A former hedge fund manager whose firm made billions during the global financial crisis is ready to pounce on volatility again, as he sees threats to market stability at a level not seen since 2008.
Steve Diggle’s family office Vulpes Investment Management is seeking up to US$250 million ($342.4 million) from investors as early as in the first quarter, the Oxford, UK-based investor said in a telephone interview.
Diggle, whose firm made US$3 billion between 2007 and 2008, is raising the money for a hedge fund and managed accounts designed to generate hefty returns in market crashes and profit from wagers on rising and falling stocks in calmer periods.
The idea to start the new fund came about after the firm developed a model to use artificial intelligence to read large volumes of public information. It helped spot Asia-Pacific companies with high probability of blowups, due to risky behaviour such as high leverage, asset-liability mismatch or even outright fraud, Diggle said. The equity portfolio will also have single stocks or indexes as bullish wagers.
Diggle is making his biggest push into volatility trading, after the March 2011 closure of his predecessor firm Artradis Fund Management Pte. The then Singapore-based hedge fund firm saw assets swell to nearly US$5 billion in 2008, bolstered by profits from bets on market routs and bank troubles, only to later fall victim to a turn in markets brought on by unprecedented central bank intervention.
“The number of fault lines out there today are greater, and the chances of something going wrong are significantly greater, but risk prices have come down,” Diggle said, drawing comparison with conditions under more than a decade of easy monetary policies. “So we are kind of in an analogous situation to where we were in 2005 to 2007.”
See also: In emerging markets, ‘better luck next year’ is a hard sell
Among the potential flash points are the stretched valuations of US stocks, the country’s prime office market glut, elevated federal debt and tight credit spreads. A new “bull market generation” of traders who entered the industry after 2008 have driven a small group of US technology stocks and crypto to dizzying heights, Diggle said. Meanwhile, it’s cheaper to buy instruments to protect against routs, he added.
Elsewhere, he cited mounting geopolitical tensions and China’s shadow banking woes. Retail punters, the growing might of passive investment funds and high frequency traders will likely exacerbate routs, like they did in March 2020 and August 2024, Vulpes said in a marketing document for the new fund.
See also: Innovative structure used in taking Silverlake Axis private may spark a trend
A former head of various teams at Lehman Brothers Holdings Inc., Diggle co-founded Artradis with Richard Magides in 2001. In the leadup to the financial crisis, his firm used over-the-counter options and variance swaps it bought from banks as bets on spikes in securities swings.
Artradis also amassed at one point credit default swaps with more than US$8 billion of notional value on the very banks that sold it those tail risk derivatives.
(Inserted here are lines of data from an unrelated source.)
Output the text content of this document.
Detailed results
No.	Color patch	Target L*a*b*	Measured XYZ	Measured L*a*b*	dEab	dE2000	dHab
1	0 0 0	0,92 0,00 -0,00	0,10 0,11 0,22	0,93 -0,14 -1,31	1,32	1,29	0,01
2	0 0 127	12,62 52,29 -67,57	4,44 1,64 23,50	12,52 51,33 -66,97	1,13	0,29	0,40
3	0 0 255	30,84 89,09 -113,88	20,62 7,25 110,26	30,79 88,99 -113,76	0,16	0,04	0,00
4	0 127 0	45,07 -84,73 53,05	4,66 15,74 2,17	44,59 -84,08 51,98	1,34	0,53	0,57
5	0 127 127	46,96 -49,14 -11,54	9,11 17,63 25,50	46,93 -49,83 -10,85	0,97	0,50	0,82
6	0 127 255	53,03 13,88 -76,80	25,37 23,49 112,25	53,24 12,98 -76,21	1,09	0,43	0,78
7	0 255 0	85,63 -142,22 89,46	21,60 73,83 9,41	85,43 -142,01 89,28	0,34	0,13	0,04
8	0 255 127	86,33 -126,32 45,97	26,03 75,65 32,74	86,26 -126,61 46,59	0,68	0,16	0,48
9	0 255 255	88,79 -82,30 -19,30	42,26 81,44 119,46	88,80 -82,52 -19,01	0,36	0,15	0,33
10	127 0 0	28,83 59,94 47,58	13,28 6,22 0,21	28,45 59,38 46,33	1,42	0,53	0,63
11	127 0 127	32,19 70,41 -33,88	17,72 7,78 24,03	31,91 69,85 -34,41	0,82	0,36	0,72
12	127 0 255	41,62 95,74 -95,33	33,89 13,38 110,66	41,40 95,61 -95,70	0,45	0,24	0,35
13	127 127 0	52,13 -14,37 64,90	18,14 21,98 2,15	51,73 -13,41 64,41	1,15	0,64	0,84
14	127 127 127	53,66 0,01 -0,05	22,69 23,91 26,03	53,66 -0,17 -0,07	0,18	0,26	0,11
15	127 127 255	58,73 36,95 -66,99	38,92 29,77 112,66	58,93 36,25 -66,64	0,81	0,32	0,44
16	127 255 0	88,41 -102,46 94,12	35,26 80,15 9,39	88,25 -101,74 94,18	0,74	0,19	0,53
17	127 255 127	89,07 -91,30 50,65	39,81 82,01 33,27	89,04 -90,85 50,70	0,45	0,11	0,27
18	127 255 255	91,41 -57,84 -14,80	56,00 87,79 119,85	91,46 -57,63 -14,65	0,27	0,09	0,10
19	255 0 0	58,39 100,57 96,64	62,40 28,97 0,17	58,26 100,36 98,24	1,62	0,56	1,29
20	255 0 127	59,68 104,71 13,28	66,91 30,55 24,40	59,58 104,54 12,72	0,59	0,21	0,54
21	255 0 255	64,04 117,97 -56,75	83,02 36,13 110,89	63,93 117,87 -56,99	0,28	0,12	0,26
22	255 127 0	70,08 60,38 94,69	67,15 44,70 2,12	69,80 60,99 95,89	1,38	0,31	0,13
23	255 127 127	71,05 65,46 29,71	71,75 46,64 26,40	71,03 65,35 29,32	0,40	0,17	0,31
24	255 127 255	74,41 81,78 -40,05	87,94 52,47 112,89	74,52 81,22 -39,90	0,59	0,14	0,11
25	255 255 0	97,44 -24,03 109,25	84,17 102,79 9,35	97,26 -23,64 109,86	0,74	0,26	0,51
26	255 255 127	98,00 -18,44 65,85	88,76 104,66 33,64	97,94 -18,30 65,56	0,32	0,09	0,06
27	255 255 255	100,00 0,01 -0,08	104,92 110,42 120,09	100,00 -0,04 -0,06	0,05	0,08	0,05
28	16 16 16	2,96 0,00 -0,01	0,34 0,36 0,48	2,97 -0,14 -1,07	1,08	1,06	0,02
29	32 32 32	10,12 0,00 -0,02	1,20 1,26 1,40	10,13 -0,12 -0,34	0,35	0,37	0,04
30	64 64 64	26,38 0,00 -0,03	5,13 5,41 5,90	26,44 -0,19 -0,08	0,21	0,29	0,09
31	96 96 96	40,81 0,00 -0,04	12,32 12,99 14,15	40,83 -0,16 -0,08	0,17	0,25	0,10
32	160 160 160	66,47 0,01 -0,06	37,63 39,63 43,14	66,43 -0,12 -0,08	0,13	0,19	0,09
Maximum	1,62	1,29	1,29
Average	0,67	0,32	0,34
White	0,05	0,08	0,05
It was used in part as a hedge against the banks’ inability to honor their obligations if markets tanked and in part as wagers on the lenders’ poor risk management.
The Lehman Brothers CDS settled at 367-fold the price Artradis paid after the bank filed for bankruptcy in September 2008, while the same instrument on UBS Group AG generated an about 20-time return, Diggle said.
Hedge funds that purely bet on rising volatility tend to lose money during the calmer days of markets. Since Artradis’s shut down, Diggle’s family office has invested in avocado orchards in New Zealand, real estate in Germany, a biotechnology company in the UK and stocks that could benefit from European re-armament following the Russian invasion of Ukraine.
While Vulpes toyed with volatility trades occasionally over the years, it didn’t make a serious effort at it previously, partly because of the absence of trading opportunities that could help offset such losses, Diggle said. The capital structure arbitrage trades Artradis used to subsidize tail risk bet losses in its early years have become less profitable.
At 60, Diggle will not get back into to day-to-day trading, opting to advise on overall risk management of the volatility portion. Singapore-based Robert Evans, who worked at companies including Citigroup Inc., will be the fund’s main portfolio manager.
“It’s a fool’s game to try and say the market is definitely going to crash in 2025, because it’s human behaviour,” Diggle said. Still, “Everyone needs to start thinking about their hedges again.”